Unusual October Tornado Risk Targets East Great Lakes
When the seasons clash, they rarely do so peacefully.
A large, intense, and slow-moving longwave has inflicted a highly polarized regime across the United States, with a cold West and warm East. It’s already spun up dozens of Oklahoma tornadoes and spread heavy snow across the upper Rockies and northern Plains, and it isn’t done being a general menace yet.
As the longwave finally gets shoved east over the next couple days, a fairly widespread threat for scattered damaging wind and isolated to scattered tornadoes will envelop a corridor of the eastern and central US. The most interesting threat area, in my opinion, is a corridor unusually far north in which tornadoes will be possible amidst unseasonable supercells- from Ohio into Pennsylvania and New York.
A surface frontal zone, responding to an impulse skirting the longwave, will develop over lakes Erie and Ontario today. A surface low will begin to climb this front from the south, inciting steady pressure falls east of the lakes.
In this environment, low level mass response will be quick and effective. Models depict an intense low level jet developing by evening, which will serve two functions: to continue advecting deep moisture north, and to increase potential for updraft turning with height.
The former will promote an increasingly unstable airmass over parts of the Northeast, a difficult feat for this time of year. While limited midlevel lapse rates and an unfavorable sun angle should prevent more than moderate instability, models depict CAPE to 1500j/kg. And, because of the moisture content, a lot of this instability will be concentrated below 3km- an instability profile favorable for supercell tornadoes.

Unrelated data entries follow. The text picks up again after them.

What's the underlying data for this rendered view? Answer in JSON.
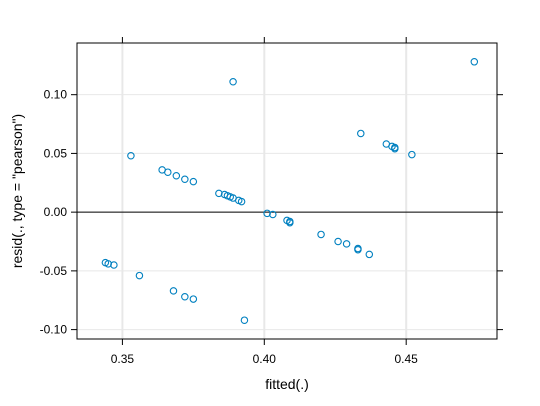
{
  "chart_data": {
    "type": "scatter",
    "title": "",
    "xlabel": "fitted(.)",
    "ylabel": "resid(., type = \"pearson\")",
    "xlim": [
      0.334,
      0.482
    ],
    "ylim": [
      -0.108,
      0.144
    ],
    "xticks": [
      0.35,
      0.4,
      0.45
    ],
    "xtick_labels": [
      "0.35",
      "0.40",
      "0.45"
    ],
    "yticks": [
      -0.1,
      -0.05,
      0.0,
      0.05,
      0.1
    ],
    "ytick_labels": [
      "-0.10",
      "-0.05",
      "0.00",
      "0.05",
      "0.10"
    ],
    "reference_line_y": 0,
    "grid": true,
    "colors": {
      "point": "#0080c0",
      "grid": "#e8e8e8",
      "axis": "#000000"
    },
    "series": [
      {
        "points": [
          [
            0.344,
            -0.043
          ],
          [
            0.345,
            -0.044
          ],
          [
            0.347,
            -0.045
          ],
          [
            0.353,
            0.048
          ],
          [
            0.356,
            -0.054
          ],
          [
            0.364,
            0.036
          ],
          [
            0.366,
            0.034
          ],
          [
            0.368,
            -0.067
          ],
          [
            0.369,
            0.031
          ],
          [
            0.372,
            0.028
          ],
          [
            0.372,
            -0.072
          ],
          [
            0.375,
            0.026
          ],
          [
            0.375,
            -0.074
          ],
          [
            0.384,
            0.016
          ],
          [
            0.386,
            0.015
          ],
          [
            0.387,
            0.014
          ],
          [
            0.388,
            0.013
          ],
          [
            0.389,
            0.111
          ],
          [
            0.389,
            0.012
          ],
          [
            0.391,
            0.01
          ],
          [
            0.392,
            0.009
          ],
          [
            0.393,
            -0.092
          ],
          [
            0.401,
            -0.001
          ],
          [
            0.403,
            -0.002
          ],
          [
            0.408,
            -0.007
          ],
          [
            0.409,
            -0.008
          ],
          [
            0.409,
            -0.009
          ],
          [
            0.42,
            -0.019
          ],
          [
            0.426,
            -0.025
          ],
          [
            0.429,
            -0.027
          ],
          [
            0.433,
            -0.031
          ],
          [
            0.433,
            -0.032
          ],
          [
            0.434,
            0.067
          ],
          [
            0.437,
            -0.036
          ],
          [
            0.443,
            0.058
          ],
          [
            0.445,
            0.056
          ],
          [
            0.446,
            0.055
          ],
          [
            0.446,
            0.054
          ],
          [
            0.452,
            0.049
          ],
          [
            0.474,
            0.128
          ]
        ]
      }
    ]
  }
}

This favorability will continue with the second ‘function’ of the low level jet: rapid winds just above the surface that will serve to enlarge hodographs quite a bit beyond what’s normally seen in this part of the country. And, with a lot of this enlargement focused fairly low down in the atmosphere, the potential for tornadoes increases yet again.
The combination of low-level instability and kinematics with upper level shear at the hands of the longwave’s expansive jet will support scattered thunderstorms, forming lines and discrete cells. Especially where storms manage to be cellular, tornadoes will be possible given the parameter space at hand.
The tornadic potential can be seen in the updraft helicity swaths portrayed by the HRRR, which show the potential for long-lived rotating updrafts that could potentially drop tornadoes. Don’t focus on the actual placement of these swaths- rather that they exist, which shows the chance for rotating thunderstorms.